Editorial:
“Formasi subyek”, itulah salah satu perbincangan pelik dalam filsafat mutakhir. Subyek individu di satu pihak dilihat sebagai produk bentukan kekuatan-kekuatan eksternal, di pihak lain ia tetaplah produser kekuatan-kekuatan dan membentuk dirinya sendiri pula. Wacana pascamodern kadang agak berlebihan dalam melihat faktor eksternal, hingga seolah subyek individu nyaris tak punya peran berarti dalam membentuk diri dan dunia sekelilingnya. Subyek manusia “sudah mati” kata kaum poststrukturalis.
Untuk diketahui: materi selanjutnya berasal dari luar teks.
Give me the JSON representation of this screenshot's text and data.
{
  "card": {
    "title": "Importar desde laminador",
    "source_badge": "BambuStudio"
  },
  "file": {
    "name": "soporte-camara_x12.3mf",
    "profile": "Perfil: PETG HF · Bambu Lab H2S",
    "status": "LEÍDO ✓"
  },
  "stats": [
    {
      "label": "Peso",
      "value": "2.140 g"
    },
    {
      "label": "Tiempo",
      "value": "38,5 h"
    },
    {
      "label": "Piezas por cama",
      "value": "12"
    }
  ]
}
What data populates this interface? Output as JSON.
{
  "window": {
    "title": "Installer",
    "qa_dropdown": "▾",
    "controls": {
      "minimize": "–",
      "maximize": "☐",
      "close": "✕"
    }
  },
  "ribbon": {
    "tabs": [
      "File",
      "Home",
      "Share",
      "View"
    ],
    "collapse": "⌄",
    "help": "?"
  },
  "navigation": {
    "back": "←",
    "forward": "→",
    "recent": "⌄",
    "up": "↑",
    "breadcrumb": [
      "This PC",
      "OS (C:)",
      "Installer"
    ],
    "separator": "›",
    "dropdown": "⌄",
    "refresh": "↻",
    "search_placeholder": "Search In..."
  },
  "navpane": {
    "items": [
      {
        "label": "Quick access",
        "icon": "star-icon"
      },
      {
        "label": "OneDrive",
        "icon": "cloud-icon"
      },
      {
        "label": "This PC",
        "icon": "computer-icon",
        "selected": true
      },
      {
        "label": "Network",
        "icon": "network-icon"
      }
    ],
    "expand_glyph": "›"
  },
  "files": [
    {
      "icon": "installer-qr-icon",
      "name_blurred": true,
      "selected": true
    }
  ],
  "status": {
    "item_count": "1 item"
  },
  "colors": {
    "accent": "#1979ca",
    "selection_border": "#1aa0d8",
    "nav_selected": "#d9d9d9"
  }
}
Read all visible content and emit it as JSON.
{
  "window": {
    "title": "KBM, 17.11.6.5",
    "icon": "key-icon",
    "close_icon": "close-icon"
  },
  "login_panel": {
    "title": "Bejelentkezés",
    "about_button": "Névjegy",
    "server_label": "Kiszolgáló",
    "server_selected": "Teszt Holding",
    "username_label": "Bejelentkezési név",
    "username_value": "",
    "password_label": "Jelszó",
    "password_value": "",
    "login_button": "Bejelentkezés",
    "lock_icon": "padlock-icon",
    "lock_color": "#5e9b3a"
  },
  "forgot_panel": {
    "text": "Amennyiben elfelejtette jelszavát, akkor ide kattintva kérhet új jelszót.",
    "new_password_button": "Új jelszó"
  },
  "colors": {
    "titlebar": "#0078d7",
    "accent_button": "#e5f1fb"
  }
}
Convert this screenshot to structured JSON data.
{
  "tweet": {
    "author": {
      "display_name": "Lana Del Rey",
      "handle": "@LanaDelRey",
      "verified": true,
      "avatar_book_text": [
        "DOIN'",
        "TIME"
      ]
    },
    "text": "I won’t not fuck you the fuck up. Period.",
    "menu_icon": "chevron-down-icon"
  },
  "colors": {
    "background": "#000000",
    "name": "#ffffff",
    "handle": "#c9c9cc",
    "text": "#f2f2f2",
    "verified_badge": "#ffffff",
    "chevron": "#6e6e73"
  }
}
Dalam suasana wacana macam itu menariklah merenungi kembali posisi subyek itu dari berbagi sudutnya. Dalam sajian kami kali ini Preciosa de Joya dengan artikelnya “ The Task of Remembrance” melihat posisi individu dengan beban sejarah masa lampaunya dan tugas bagi masa depannya. Masa lampau, terutama yang tak adil, harus dilihat sebagai bagian dari proyek hidup individu, yang belum selesai, dan mesti dibenahi menuju masa depan yang lebih baik. El Mithra Delacruz dengan artikelnya “The Individual and Collective transformation”, memperkarakan kemungkinan bagaimana kebudayaan, kendati menentukan kehidupan individu, juga ditentukan oleh individu. Kualitas peradaban suatu kebudayaan pada sisi tertentu juga ditentukan oleh petualangan batin individunya. Berikutnya artikel tulisan Atmo “Zizek's redefinition of Modern Subject” lebih eksplisit mencoba merumuskan dan membangunkan kembali posisi subyek Cartesian -yang telah terlampau lama dikritik dan ditumbangkan itu- melalui alur pikir Slavoj Zizek . Sedangkan tulisan Jason Osai, “In His Image and Likeness, ponderings over Creation and the Divine” menawarkan semacam kosmologi yang agak baru , yang mengedepankan kemungkinan bahwa bangsa manusia tidak langsung diciptakan oleh Tuhan yang omnipoten dan immortal, melainkan oleh entitas yang juga mortal namun lebih tinggi kemampuan mentalnya. Ini dengan sendirinya mengimplikasikan cara pandang baru juga atas subyek individu. Sementara itu Tulus Sudarto, lewat artikel teologinya “ Teologi Magisterium dan konservatisme Gereja” membahas dilemma akibat tendensi konservatisme gereja, yang pada gilirannya mudah berbenturan dengan kreativitas dan petualangan batin individu juga. Selamat membaca!